Limitations & Future Work

  1. Inference overhead: Each answer requires independent vector search and forward propagation. The computational cost grows linearly with the size of the answer set (which can be mitigated by parallelization).
  2. Corpus dependency: Performance is sensitive to the completeness of the underlying corpus, although explainability helps expose corpus biases.
  3. No task-specific fine-tuning: Directly uses a general query template and is not fine-tuned for specific downstream tasks like clinical trials.
  4. Context window limits: Currently, only sentence-level evidence is used; extending to paragraph-level evidence might further improve performance.
  • Retrieval-Augmented Language Models: kNN-LM, Fusion-in-Decoder (FiD)—R2E distinguishes itself by being fully retrieval-based with explainability as its core design objective.
  • Explainability and Data Attribution: SHAP, Data Shapley, SimplEx—R2E extends feature attribution to evidence at inference time.
  • Hypothesis Generation: Knowledge graph methods (Paliwal 2020, Aliper 2023), word2vec materials science prediction (Tshitoyan 2019)—R2E operates directly on text without constructing KGs.
  • Drug Discovery: Genetic clinical trial prediction (Nelson 2015, Minikel 2024), Graph Neural Networks (Aliper 2023).

Rating

  • Novelty: ⭐⭐⭐⭐ — Treating retrieval itself as the feature space to achieve faithful evidence attribution.
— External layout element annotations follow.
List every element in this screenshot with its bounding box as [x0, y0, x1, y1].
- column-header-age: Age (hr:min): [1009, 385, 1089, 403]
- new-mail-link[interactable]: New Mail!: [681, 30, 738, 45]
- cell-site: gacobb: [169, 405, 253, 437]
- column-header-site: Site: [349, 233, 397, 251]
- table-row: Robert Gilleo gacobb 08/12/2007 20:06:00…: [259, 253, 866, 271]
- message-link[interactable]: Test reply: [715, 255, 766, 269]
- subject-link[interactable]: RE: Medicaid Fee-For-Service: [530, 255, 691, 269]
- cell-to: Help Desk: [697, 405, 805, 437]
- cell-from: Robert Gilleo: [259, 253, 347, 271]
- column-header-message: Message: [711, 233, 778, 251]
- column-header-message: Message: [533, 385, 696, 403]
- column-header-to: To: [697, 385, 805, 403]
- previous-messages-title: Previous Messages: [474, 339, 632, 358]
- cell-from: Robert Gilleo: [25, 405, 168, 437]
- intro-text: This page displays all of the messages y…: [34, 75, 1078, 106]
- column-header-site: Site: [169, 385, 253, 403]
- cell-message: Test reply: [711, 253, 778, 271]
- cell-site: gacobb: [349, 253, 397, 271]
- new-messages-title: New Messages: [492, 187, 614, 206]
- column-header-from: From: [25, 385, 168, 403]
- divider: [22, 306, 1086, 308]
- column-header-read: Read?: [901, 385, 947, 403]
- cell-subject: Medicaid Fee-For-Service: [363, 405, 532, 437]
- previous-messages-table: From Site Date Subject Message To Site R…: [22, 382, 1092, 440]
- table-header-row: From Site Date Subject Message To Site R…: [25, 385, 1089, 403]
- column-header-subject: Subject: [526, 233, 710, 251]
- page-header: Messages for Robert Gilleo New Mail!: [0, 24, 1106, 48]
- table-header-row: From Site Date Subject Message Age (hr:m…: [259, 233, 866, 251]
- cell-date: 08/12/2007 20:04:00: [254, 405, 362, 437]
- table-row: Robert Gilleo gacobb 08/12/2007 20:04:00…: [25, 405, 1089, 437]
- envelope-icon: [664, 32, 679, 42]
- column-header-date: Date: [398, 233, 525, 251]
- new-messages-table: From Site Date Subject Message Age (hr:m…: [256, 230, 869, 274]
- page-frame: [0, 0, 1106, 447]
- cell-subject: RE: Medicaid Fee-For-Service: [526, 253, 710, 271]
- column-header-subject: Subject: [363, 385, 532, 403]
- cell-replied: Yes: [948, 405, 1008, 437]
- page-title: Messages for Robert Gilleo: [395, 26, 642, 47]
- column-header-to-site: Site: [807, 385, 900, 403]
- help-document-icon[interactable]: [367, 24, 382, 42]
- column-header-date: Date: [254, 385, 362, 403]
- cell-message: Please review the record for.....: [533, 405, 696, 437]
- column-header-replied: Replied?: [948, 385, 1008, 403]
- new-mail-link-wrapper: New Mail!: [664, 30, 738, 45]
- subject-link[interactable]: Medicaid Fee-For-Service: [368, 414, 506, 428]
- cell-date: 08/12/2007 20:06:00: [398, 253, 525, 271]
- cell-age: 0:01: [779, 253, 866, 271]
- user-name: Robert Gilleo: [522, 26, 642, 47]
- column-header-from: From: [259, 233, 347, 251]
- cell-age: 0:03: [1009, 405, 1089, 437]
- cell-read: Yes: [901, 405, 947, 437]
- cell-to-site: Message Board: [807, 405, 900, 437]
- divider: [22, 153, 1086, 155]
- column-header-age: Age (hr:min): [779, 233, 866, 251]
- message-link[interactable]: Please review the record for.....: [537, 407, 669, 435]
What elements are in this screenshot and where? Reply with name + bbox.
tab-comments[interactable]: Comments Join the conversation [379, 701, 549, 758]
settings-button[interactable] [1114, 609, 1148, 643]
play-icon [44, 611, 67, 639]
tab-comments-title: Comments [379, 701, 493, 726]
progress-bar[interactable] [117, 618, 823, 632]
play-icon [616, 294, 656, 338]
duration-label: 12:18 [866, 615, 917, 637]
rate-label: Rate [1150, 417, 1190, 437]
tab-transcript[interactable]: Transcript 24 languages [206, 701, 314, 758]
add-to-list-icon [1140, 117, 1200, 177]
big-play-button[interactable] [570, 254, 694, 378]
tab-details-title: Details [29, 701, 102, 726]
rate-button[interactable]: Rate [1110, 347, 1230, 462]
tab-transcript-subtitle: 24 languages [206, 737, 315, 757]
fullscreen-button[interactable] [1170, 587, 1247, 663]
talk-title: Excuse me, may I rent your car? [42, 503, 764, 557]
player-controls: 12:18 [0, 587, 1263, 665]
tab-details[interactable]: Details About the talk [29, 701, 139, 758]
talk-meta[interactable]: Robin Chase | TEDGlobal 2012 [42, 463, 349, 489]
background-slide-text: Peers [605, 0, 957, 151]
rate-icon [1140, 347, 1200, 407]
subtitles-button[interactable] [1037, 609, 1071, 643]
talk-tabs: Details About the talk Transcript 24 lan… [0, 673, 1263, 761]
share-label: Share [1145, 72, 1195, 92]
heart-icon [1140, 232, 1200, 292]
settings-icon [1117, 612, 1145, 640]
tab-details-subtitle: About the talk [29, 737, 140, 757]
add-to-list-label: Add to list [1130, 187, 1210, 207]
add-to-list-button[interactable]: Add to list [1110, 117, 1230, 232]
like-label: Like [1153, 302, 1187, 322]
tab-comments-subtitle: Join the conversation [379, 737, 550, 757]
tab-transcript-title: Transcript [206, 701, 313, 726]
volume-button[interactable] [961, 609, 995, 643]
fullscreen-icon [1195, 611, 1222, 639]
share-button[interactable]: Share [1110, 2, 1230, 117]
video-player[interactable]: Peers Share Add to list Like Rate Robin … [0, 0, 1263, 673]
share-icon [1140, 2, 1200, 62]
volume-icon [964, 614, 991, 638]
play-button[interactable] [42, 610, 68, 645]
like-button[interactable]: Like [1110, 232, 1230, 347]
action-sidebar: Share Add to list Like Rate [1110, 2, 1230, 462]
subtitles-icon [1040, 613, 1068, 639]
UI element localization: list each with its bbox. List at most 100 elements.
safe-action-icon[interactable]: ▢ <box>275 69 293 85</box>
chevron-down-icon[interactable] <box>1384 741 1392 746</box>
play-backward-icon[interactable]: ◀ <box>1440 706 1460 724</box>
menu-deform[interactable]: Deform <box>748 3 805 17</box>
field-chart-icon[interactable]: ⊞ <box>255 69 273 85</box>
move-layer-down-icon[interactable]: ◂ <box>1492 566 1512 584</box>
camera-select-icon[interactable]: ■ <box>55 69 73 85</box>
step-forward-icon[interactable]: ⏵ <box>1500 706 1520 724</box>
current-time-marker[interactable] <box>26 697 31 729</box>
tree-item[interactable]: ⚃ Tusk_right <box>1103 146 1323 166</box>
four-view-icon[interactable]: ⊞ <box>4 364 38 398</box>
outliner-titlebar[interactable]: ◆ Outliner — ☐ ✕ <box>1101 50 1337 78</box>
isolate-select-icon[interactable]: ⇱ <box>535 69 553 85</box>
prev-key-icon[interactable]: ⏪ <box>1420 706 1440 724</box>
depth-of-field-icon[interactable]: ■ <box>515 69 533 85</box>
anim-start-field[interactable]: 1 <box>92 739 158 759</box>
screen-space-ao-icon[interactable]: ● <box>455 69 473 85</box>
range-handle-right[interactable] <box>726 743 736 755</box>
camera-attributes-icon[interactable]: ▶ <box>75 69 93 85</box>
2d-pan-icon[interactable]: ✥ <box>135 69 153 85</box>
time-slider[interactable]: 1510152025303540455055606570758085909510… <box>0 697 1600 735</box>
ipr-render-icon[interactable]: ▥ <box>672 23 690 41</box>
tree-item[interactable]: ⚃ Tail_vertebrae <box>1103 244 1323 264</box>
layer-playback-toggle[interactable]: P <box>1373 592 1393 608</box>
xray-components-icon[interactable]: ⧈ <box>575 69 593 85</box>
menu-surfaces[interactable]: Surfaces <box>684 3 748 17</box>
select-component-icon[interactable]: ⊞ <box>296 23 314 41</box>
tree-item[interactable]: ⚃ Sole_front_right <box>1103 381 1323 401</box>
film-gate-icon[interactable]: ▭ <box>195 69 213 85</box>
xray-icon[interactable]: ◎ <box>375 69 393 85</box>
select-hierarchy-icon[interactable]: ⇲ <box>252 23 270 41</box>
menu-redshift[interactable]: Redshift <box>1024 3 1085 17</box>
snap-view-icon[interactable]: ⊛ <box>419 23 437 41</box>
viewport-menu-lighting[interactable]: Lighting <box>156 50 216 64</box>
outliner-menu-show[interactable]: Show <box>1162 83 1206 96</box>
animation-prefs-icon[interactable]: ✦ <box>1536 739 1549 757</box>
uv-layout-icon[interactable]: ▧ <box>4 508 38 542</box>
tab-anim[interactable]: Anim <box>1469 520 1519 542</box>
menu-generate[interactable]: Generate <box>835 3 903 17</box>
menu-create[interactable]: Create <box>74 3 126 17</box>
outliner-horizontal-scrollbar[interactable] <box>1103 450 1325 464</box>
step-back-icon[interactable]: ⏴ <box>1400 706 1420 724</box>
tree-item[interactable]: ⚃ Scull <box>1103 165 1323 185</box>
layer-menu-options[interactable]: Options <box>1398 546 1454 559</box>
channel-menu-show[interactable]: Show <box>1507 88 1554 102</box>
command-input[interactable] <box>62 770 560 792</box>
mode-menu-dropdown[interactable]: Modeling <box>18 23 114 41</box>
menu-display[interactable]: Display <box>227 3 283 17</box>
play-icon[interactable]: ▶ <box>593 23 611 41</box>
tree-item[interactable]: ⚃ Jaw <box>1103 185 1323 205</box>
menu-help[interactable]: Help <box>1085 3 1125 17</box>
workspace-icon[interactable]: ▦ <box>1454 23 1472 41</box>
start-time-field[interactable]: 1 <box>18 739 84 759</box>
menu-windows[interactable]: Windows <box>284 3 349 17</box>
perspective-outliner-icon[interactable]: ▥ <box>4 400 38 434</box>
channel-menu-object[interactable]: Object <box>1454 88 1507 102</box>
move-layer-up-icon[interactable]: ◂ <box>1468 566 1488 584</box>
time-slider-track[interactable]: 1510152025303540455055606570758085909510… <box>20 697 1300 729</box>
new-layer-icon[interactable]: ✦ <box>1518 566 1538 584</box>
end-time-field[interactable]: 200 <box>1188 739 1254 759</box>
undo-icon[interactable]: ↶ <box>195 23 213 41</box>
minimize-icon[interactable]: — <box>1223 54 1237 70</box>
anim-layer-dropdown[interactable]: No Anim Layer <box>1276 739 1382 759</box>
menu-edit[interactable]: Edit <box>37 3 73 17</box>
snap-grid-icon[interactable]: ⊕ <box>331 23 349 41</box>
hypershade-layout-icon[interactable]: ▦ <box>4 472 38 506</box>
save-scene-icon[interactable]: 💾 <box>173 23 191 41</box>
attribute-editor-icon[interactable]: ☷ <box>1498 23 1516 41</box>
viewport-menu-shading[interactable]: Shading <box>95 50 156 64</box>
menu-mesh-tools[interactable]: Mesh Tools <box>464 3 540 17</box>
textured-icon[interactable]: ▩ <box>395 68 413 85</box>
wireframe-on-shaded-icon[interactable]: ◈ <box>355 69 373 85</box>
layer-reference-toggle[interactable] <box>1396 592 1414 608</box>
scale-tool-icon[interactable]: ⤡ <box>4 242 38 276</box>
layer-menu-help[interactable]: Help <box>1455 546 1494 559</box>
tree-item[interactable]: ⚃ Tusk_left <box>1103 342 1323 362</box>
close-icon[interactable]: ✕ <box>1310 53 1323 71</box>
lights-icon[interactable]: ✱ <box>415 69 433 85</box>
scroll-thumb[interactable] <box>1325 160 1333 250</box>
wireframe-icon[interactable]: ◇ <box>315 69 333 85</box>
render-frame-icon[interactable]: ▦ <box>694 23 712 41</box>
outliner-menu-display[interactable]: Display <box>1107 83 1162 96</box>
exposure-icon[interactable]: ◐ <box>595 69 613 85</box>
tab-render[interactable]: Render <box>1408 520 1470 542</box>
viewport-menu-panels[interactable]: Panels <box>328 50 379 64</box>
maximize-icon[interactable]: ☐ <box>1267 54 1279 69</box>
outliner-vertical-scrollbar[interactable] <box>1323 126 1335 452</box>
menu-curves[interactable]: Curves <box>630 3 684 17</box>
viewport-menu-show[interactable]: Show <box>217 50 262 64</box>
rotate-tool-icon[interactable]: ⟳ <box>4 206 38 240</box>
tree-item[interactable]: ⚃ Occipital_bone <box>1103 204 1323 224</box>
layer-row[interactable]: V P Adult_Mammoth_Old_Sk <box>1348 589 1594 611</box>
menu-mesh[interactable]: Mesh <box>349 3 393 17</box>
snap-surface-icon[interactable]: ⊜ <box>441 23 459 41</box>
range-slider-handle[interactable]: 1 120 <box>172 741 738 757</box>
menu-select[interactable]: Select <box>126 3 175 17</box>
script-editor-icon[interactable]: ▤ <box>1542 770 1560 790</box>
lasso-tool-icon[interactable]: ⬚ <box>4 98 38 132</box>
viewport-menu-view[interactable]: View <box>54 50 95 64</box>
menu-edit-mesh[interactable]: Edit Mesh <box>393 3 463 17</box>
The concept of "retrieval as explanation" is novel.
  • Technical Depth: ⭐⭐⭐⭐ — The architectural design is thoroughly considered (masking mechanism, NULL embedding regularization, frequency bias correction, closed-loop evidence auditing).
  • Experimental Thoroughness: ⭐⭐⭐⭐⭐ — Three public benchmarks, comparisons with multiple baselines, GPT-4 + human expert validation for explainability, and rich ablation studies.
  • Value: ⭐⭐⭐⭐ — Demonstrates effectiveness in outperforming general industry methods in the high-stake field of drug target identification.
  • Overall Recommendation: ⭐⭐⭐⭐ — A work that elegantly unifies retrieval, prediction, and explainability, offering key insights for high-stake AI-assisted decision-making.